Мистер Фотерингей призвал в союзники велосипедиста, который до сей минуты молчал, и получил его одобрение, выразившееся в смущенном покашливании и взгляде в сторону мистера Бимиша. Хозяин предпочел оставить свое мнение при себе, и мистер Фотерингей вновь обратился к мистеру Бимишу – и был приятно удивлен тем, что оппонент, пусть и с оговоркой, неожиданно согласился с его определением чуда.

– Вот, например… – возобновил разговор мистер Фотерингей, заметно воодушевившись, – вот что, например, можно было бы счесть чудом. В силу законов природы эта лампа не сможет гореть, если перевернуть ее вверх дном, не так ли, Бимиш?

– Это вы говорите, что не сможет, – сказал Бимиш.

– А вы? – вскричал Фотерингей. – Вы же не хотите сказать, что…

– Нет, – нехотя подтвердил Бимиш. – Не сможет.

– Отлично, – продолжал Фотерингей. – А теперь вообразите, что сюда заявляется некто – ну, допустим, я, – становится на этом самом месте и, сконцентрировав на этой лампе всю свою волю, говорит ей, как я сейчас говорю: «Перевернись вверх дном, но не разбейся и продолжай гореть, как прежде», – и… Ух ты!

Тут любому было отчего воскликнуть «Ух ты!». На глазах у всех произошло невозможное, немыслимое. Лампа, перевернувшись, зависла в воздухе и по-прежнему ровно горела пламенем вниз. Это была самая настоящая и несомненная, самая заурядная, ничем не примечательная лампа, принадлежавшая бару трактира «Длинный дракон».

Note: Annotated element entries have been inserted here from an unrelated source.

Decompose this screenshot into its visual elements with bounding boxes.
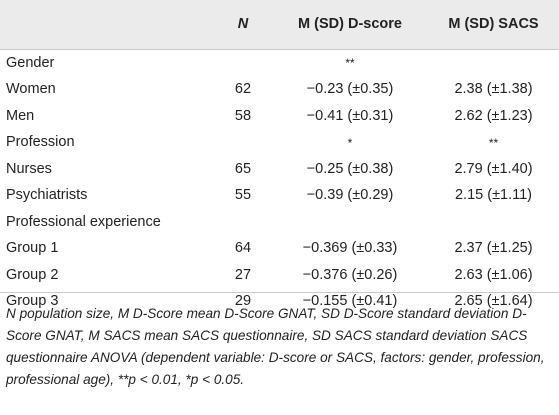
row-label: Men	[6, 107, 35, 124]
cell-d-score: −0.23 (±0.35)	[306, 81, 394, 98]
header-n: N	[237, 15, 249, 32]
cell-sacs	[428, 50, 559, 77]
table-row: Men 58 −0.41 (±0.31) 2.62 (±1.23)	[0, 103, 559, 130]
header-row-label	[0, 0, 214, 50]
cell-n: 55	[234, 187, 252, 204]
table-body: Gender ** Women 62 −0.23 (±0.35) 2.38 (±…	[0, 50, 559, 316]
cell-sacs: 2.37 (±1.25)	[454, 240, 533, 257]
cell-d-score	[272, 209, 428, 236]
results-table-container: N M (SD) D-score M (SD) SACS Gender ** W…	[0, 0, 559, 316]
cell-n: 58	[234, 107, 252, 124]
cell-d-score: −0.376 (±0.26)	[302, 266, 398, 283]
table-header-row: N M (SD) D-score M (SD) SACS	[0, 0, 559, 50]
cell-n: 62	[234, 81, 252, 98]
row-label: Gender	[6, 54, 55, 71]
cell-n	[214, 130, 272, 157]
table-row: Women 62 −0.23 (±0.35) 2.38 (±1.38)	[0, 77, 559, 104]
cell-n: 64	[234, 240, 252, 257]
table-row: Profession * **	[0, 130, 559, 157]
cell-d-score: −0.41 (±0.31)	[306, 107, 394, 124]
table-row: Group 3 29 −0.155 (±0.41) 2.65 (±1.64)	[0, 289, 559, 316]
row-label: Group 1	[6, 240, 59, 257]
cell-sacs: 2.62 (±1.23)	[454, 107, 533, 124]
row-label: Professional experience	[6, 213, 161, 230]
cell-n: 27	[234, 266, 252, 283]
cell-sacs: 2.65 (±1.64)	[454, 293, 533, 310]
table-row: Gender **	[0, 50, 559, 77]
table-bottom-rule	[0, 292, 559, 293]
cell-n	[214, 50, 272, 77]
cell-d-score: −0.369 (±0.33)	[302, 240, 398, 257]
results-table: N M (SD) D-score M (SD) SACS Gender ** W…	[0, 0, 559, 316]
cell-n	[214, 209, 272, 236]
cell-sacs: 2.15 (±1.11)	[454, 187, 532, 204]
header-d-score: M (SD) D-score	[298, 15, 402, 32]
cell-sacs: **	[488, 135, 499, 150]
row-label: Group 3	[6, 293, 59, 310]
cell-sacs: 2.79 (±1.40)	[454, 160, 533, 177]
cell-sacs	[428, 209, 559, 236]
cell-sacs: 2.38 (±1.38)	[454, 81, 533, 98]
table-row: Psychiatrists 55 −0.39 (±0.29) 2.15 (±1.…	[0, 183, 559, 210]
header-sacs: M (SD) SACS	[448, 15, 539, 32]
table-header: N M (SD) D-score M (SD) SACS	[0, 0, 559, 50]
table-row: Group 1 64 −0.369 (±0.33) 2.37 (±1.25)	[0, 236, 559, 263]
cell-n: 29	[234, 293, 252, 310]
row-label: Nurses	[6, 160, 52, 177]
cell-sacs: 2.63 (±1.06)	[454, 266, 533, 283]
row-label: Women	[6, 81, 56, 98]
table-row: Nurses 65 −0.25 (±0.38) 2.79 (±1.40)	[0, 156, 559, 183]
row-label: Psychiatrists	[6, 187, 88, 204]
table-footnote: N population size, M D-Score mean D-Scor…	[6, 306, 545, 387]
row-label: Group 2	[6, 266, 59, 283]
table-row: Professional experience	[0, 209, 559, 236]
row-label: Profession	[6, 134, 75, 151]
cell-d-score: *	[347, 135, 353, 150]
cell-n: 65	[234, 160, 252, 177]
table-header-background	[0, 0, 559, 49]
cell-d-score: **	[345, 56, 355, 71]
cell-d-score: −0.155 (±0.41)	[302, 293, 398, 310]
cell-d-score: −0.25 (±0.38)	[306, 160, 394, 177]
cell-d-score: −0.39 (±0.29)	[306, 187, 394, 204]
table-row: Group 2 27 −0.376 (±0.26) 2.63 (±1.06)	[0, 262, 559, 289]
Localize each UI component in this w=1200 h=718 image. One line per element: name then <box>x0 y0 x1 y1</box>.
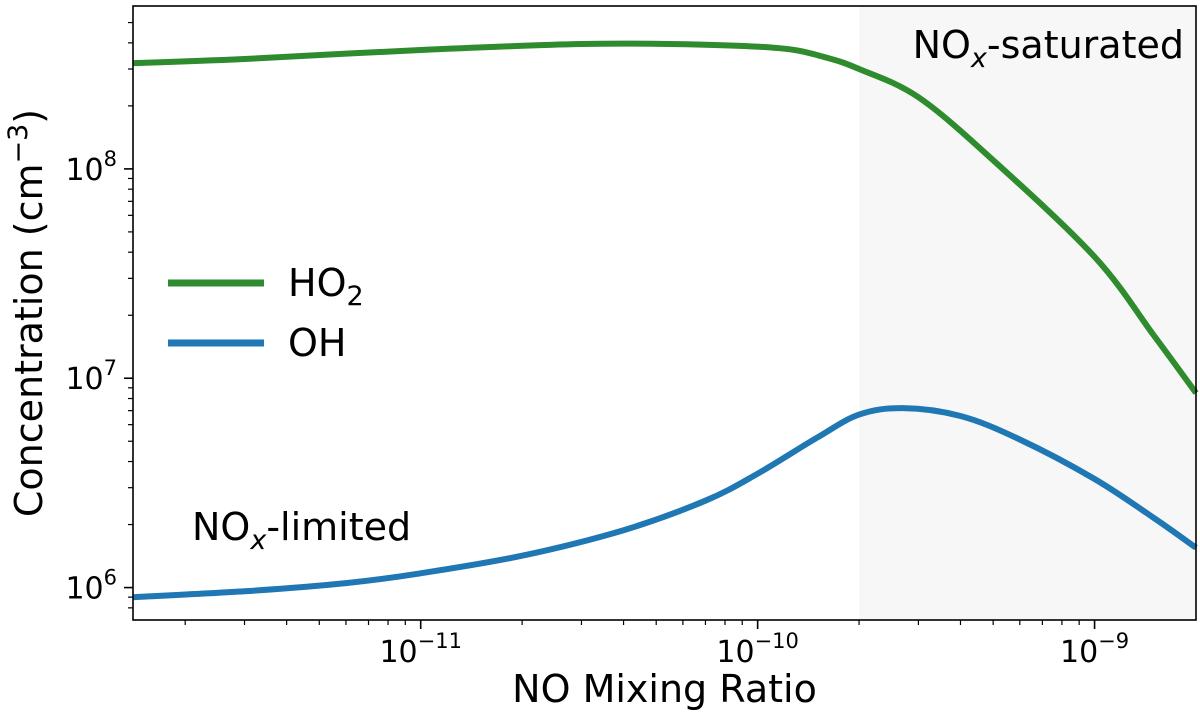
x-tick-label: 10−11 <box>379 629 462 670</box>
y-axis-label: Concentration (cm−3) <box>3 109 51 517</box>
legend: HO2 OH <box>168 261 364 365</box>
series-layer <box>132 40 1199 601</box>
x-tick-label: 10−9 <box>1060 629 1129 670</box>
legend-label-ho2: HO2 <box>288 261 364 312</box>
ticks-layer: 10−11 10−10 10−9 106 107 108 <box>65 21 1129 670</box>
x-axis-label: NO Mixing Ratio <box>512 667 817 711</box>
series-line-oh <box>132 405 1198 601</box>
legend-label-oh: OH <box>288 321 346 365</box>
series-line-ho2 <box>132 40 1199 395</box>
x-tick-label: 10−10 <box>716 629 799 670</box>
nox-saturated-region <box>859 6 1196 620</box>
y-tick-label: 107 <box>65 356 117 397</box>
annotation-nox-saturated: NOx-saturated <box>913 23 1184 74</box>
y-tick-label: 106 <box>65 566 117 607</box>
y-tick-label: 108 <box>65 147 117 188</box>
annotation-nox-limited: NOx-limited <box>192 505 411 556</box>
plot-frame <box>132 5 1197 621</box>
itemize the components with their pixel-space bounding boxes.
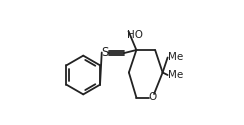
Text: HO: HO — [127, 30, 143, 40]
Text: Me: Me — [168, 70, 183, 80]
Text: O: O — [149, 92, 157, 102]
Text: S: S — [102, 46, 109, 59]
Text: Me: Me — [168, 52, 183, 62]
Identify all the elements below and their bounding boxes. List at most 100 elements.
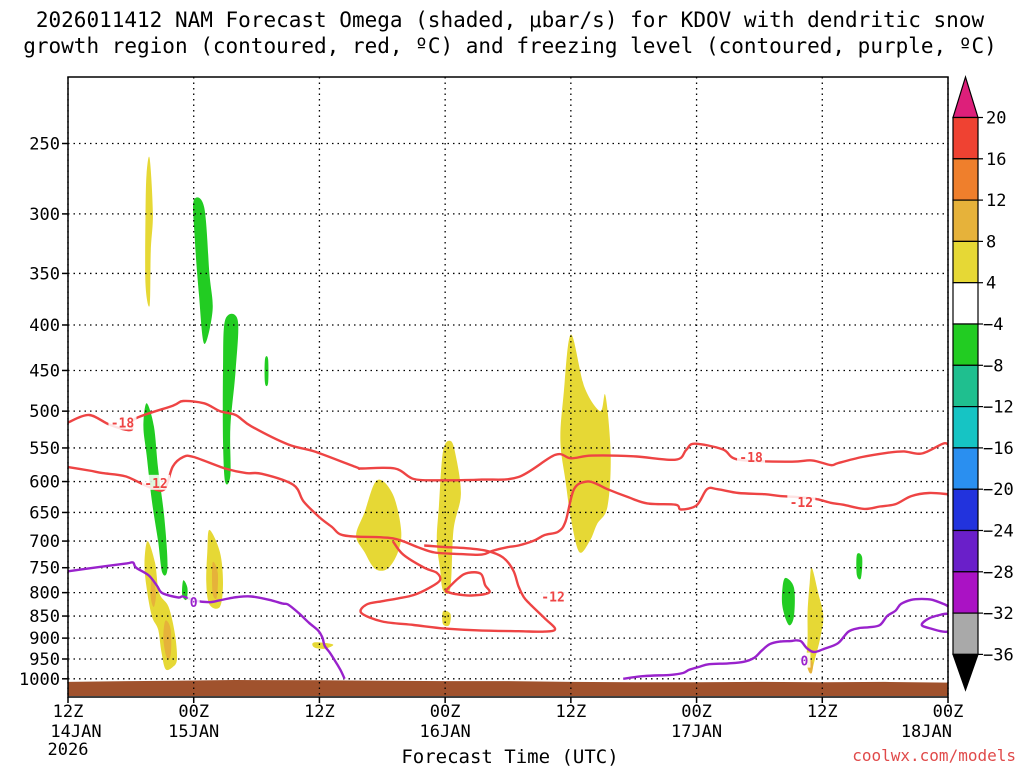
x-date-label-60: 17JAN: [671, 722, 722, 742]
plot-frame: [67, 76, 949, 698]
chart-title-line-2: growth region (contoured, red, ºC) and f…: [23, 34, 997, 58]
colorbar-label-2: 12: [986, 191, 1006, 211]
x-tick-label-60: 00Z: [681, 702, 712, 722]
colorbar-label-9: −20: [983, 480, 1014, 500]
y-tick-label-250: 250: [29, 135, 60, 155]
x-tick-label-36: 00Z: [430, 702, 461, 722]
contour-label-2: -12: [144, 477, 167, 492]
y-tick-label-750: 750: [29, 559, 60, 579]
contour-label-7: 0: [801, 655, 809, 670]
omega-region-16: [560, 334, 611, 553]
terrain-surface: [68, 680, 948, 696]
colorbar-label-12: −32: [983, 604, 1014, 624]
colorbar-segment-8: [952, 406, 979, 449]
y-tick-label-850: 850: [29, 607, 60, 627]
colorbar-label-3: 8: [986, 232, 996, 252]
y-tick-label-300: 300: [29, 205, 60, 225]
colorbar-segment-2: [952, 158, 979, 201]
y-tick-label-700: 700: [29, 532, 60, 552]
omega-region-2: [193, 197, 213, 344]
x-date-label-84: 18JAN: [901, 722, 952, 742]
dendritic-contour-3: [359, 540, 557, 633]
colorbar-label-6: −8: [983, 356, 1003, 376]
colorbar-label-0: 20: [986, 109, 1006, 129]
colorbar-segment-4: [952, 240, 979, 284]
omega-region-12: [312, 642, 334, 649]
colorbar-label-8: −16: [983, 439, 1014, 459]
x-date-label-12: 15JAN: [168, 722, 219, 742]
x-axis-label: Forecast Time (UTC): [401, 746, 618, 768]
x-tick-label-12: 00Z: [178, 702, 209, 722]
colorbar-segment-11: [952, 529, 979, 573]
x-year-label-0: 2026: [48, 740, 89, 760]
dendritic-contour-4: [444, 571, 491, 597]
omega-region-17: [781, 577, 795, 626]
colorbar: 20 16 12 8 4 −4 −8 −12 −16 −20 −24 −28 −32 −36: [952, 74, 1014, 692]
freezing-level-contour-5: [67, 561, 346, 680]
chart-title-line-1: 2026011412 NAM Forecast Omega (shaded, μ…: [36, 8, 985, 32]
y-tick-label-1000: 1000: [19, 670, 60, 690]
y-tick-label-600: 600: [29, 473, 60, 493]
colorbar-bottom-triangle: [952, 653, 979, 692]
contour-label-5: -12: [541, 590, 564, 605]
y-tick-label-650: 650: [29, 503, 60, 523]
colorbar-segment-13: [952, 612, 979, 655]
x-tick-label-48: 12Z: [555, 702, 586, 722]
contour-label-bg-2: [142, 474, 170, 490]
colorbar-top-triangle: [952, 74, 979, 119]
colorbar-segment-3: [952, 199, 979, 243]
x-tick-label-72: 12Z: [807, 702, 838, 722]
omega-region-14: [436, 440, 461, 595]
contour-label-bg-4: [787, 494, 816, 510]
colorbar-label-13: −36: [983, 645, 1014, 665]
colorbar-label-4: 4: [986, 274, 996, 294]
x-date-label-36: 16JAN: [420, 722, 471, 742]
x-tick-label-0: 12Z: [53, 702, 84, 722]
dendritic-contour-1: [67, 399, 949, 482]
omega-region-8: [163, 620, 172, 659]
colorbar-label-11: −28: [983, 563, 1014, 583]
contour-label-bg-6: [187, 594, 200, 610]
plot-area: -18 -12 -18 -12 -12 0 0 250 300 350 400 450 500 550 60…: [19, 76, 964, 760]
colorbar-segment-7: [952, 364, 979, 408]
x-tick-label-24: 12Z: [304, 702, 335, 722]
y-tick-label-500: 500: [29, 402, 60, 422]
omega-region-20: [856, 553, 863, 580]
x-date-label-0: 14JAN: [50, 722, 101, 742]
omega-region-4: [264, 356, 269, 387]
colorbar-segment-10: [952, 488, 979, 532]
contour-label-1: -18: [111, 417, 135, 432]
credit-text: coolwx.com/models: [852, 746, 1016, 765]
colorbar-segment-12: [952, 571, 979, 614]
contour-label-bg-7: [798, 652, 811, 668]
x-tick-label-84: 00Z: [933, 702, 964, 722]
colorbar-segment-6: [952, 323, 979, 366]
colorbar-label-10: −24: [983, 522, 1014, 542]
y-tick-label-950: 950: [29, 650, 60, 670]
contour-label-4: -12: [790, 496, 813, 511]
y-tick-label-450: 450: [29, 361, 60, 381]
colorbar-segment-1: [952, 116, 979, 160]
contour-label-bg-5: [539, 588, 568, 604]
y-tick-label-400: 400: [29, 316, 60, 336]
colorbar-segment-9: [952, 447, 979, 490]
contour-label-6: 0: [190, 596, 198, 611]
freezing-level-contour-7: [920, 612, 949, 634]
y-tick-label-350: 350: [29, 264, 60, 284]
omega-region-13: [356, 479, 402, 571]
colorbar-label-1: 16: [986, 150, 1006, 170]
y-tick-label-550: 550: [29, 439, 60, 459]
omega-region-3: [222, 313, 239, 485]
colorbar-segment-5: [952, 282, 979, 325]
colorbar-label-5: −4: [983, 315, 1003, 335]
y-tick-label-800: 800: [29, 584, 60, 604]
contour-label-3: -18: [739, 451, 763, 466]
y-tick-label-900: 900: [29, 629, 60, 649]
contour-label-bg-3: [737, 448, 766, 464]
omega-region-15: [442, 610, 451, 627]
contour-label-bg-1: [108, 414, 137, 430]
omega-region-11: [182, 580, 188, 601]
omega-region-1: [145, 156, 153, 307]
omega-region-18: [806, 567, 824, 674]
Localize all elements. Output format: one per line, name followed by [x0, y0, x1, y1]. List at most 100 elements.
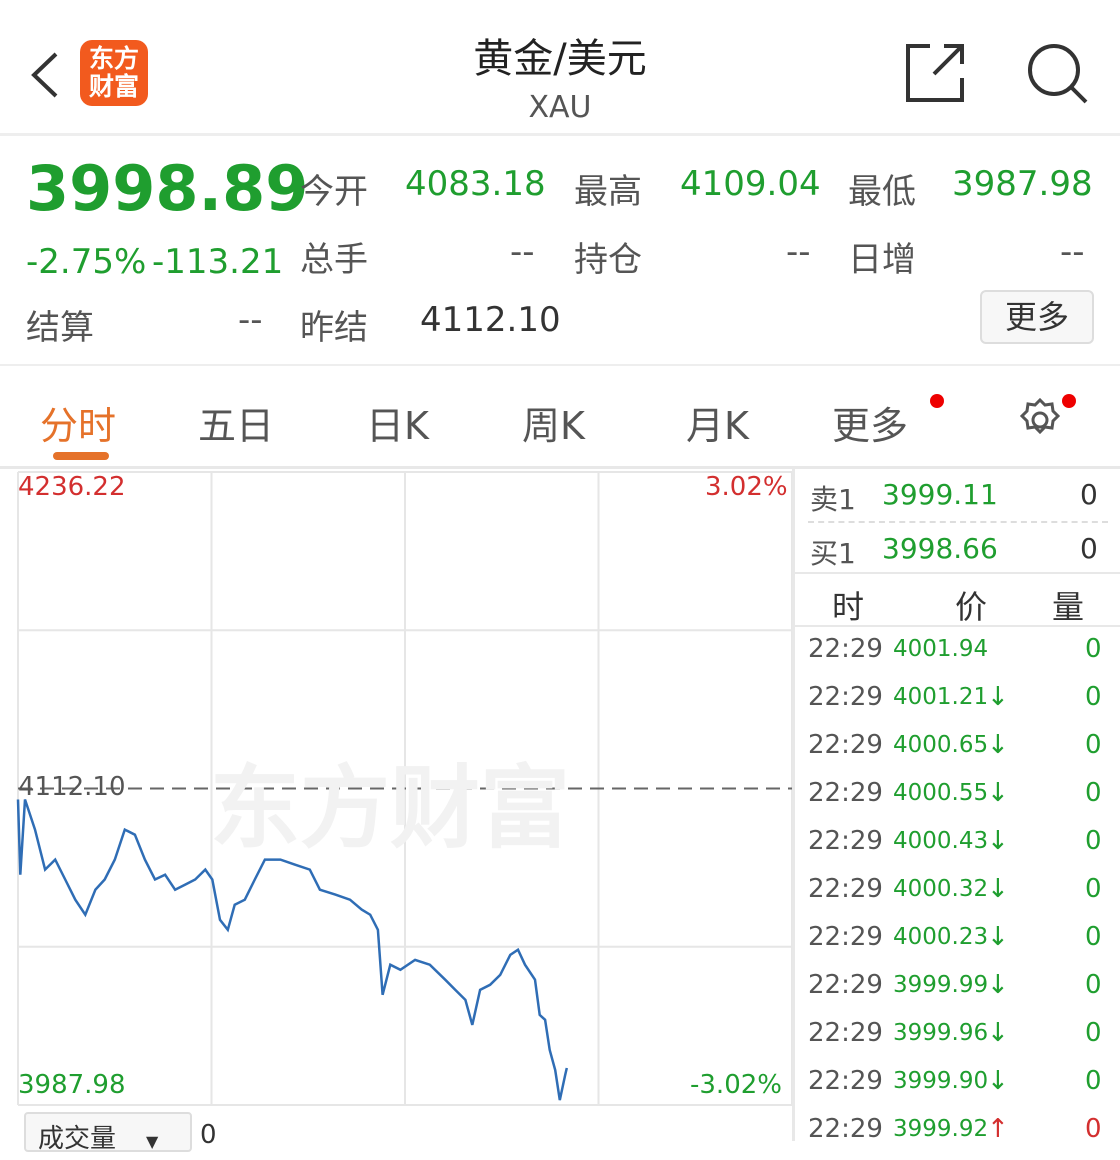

Мистер Фотерингей стоял, вытянув вперед указательный палец и сдвинув брови, как человек, ожидающий неминуемого катастрофического падения. Велосипедист, сидевший ближе всех к лампе, пригнулся и перепрыгнул через барную стойку. Все так или иначе повскакивали с мест. Мисс Мэйбридж обернулась и вскрикнула. В течение трех секунд лампа продолжала висеть неподвижно. Потом послышался слабый возглас, выдававший умственное напряжение мистера Фотерингея: «Я больше не могу ее удерживать!» Он, шатаясь, отступил назад, и перевернутая лампа вдруг вспыхнула, ударилась об угол стойки, отлетела вбок, рухнула на пол и погасла.

К счастью, в ней имелся металлический резервуар, иначе в баре неизбежно возник бы пожар. Первым заговорил мистер Кокс, заявивший (за вычетом не относящихся к делу междометий), что Фотерингей – дурак. Тот не находил в себе сил оспаривать даже столь категоричное утверждение. Он был безмерно удивлен случившимся. Дальнейший разговор нисколько не прояснил ни сути инцидента, ни роли в нем мистера Фотерингея; все дружно поддержали мистера Кокса, притом с большой горячностью. Они наперебой обвиняли Фотерингея в том, что своей глупой выходкой он выставил себя безрассудным нарушителем общественного спокойствия и безопасности. Совершенно сбитый с толку, он был готов согласиться с ними и почти не протестовал, когда ему предложили покинуть трактир.

Он шел домой, охваченный лихорадочным возбуждением; воротник его пальто был смят, глаза саднило, уши пылали. Каждый из доброго десятка уличных фонарей, попавшихся ему на пути, он окидывал подозрительным взглядом. И, только оказавшись в одиночестве в маленькой спальне своей квартиры на Черч-роу, мистер Фотерингей смог толком восстановить в памяти происшедшее и задал себе вопрос: «Что это, черт побери, такое было?»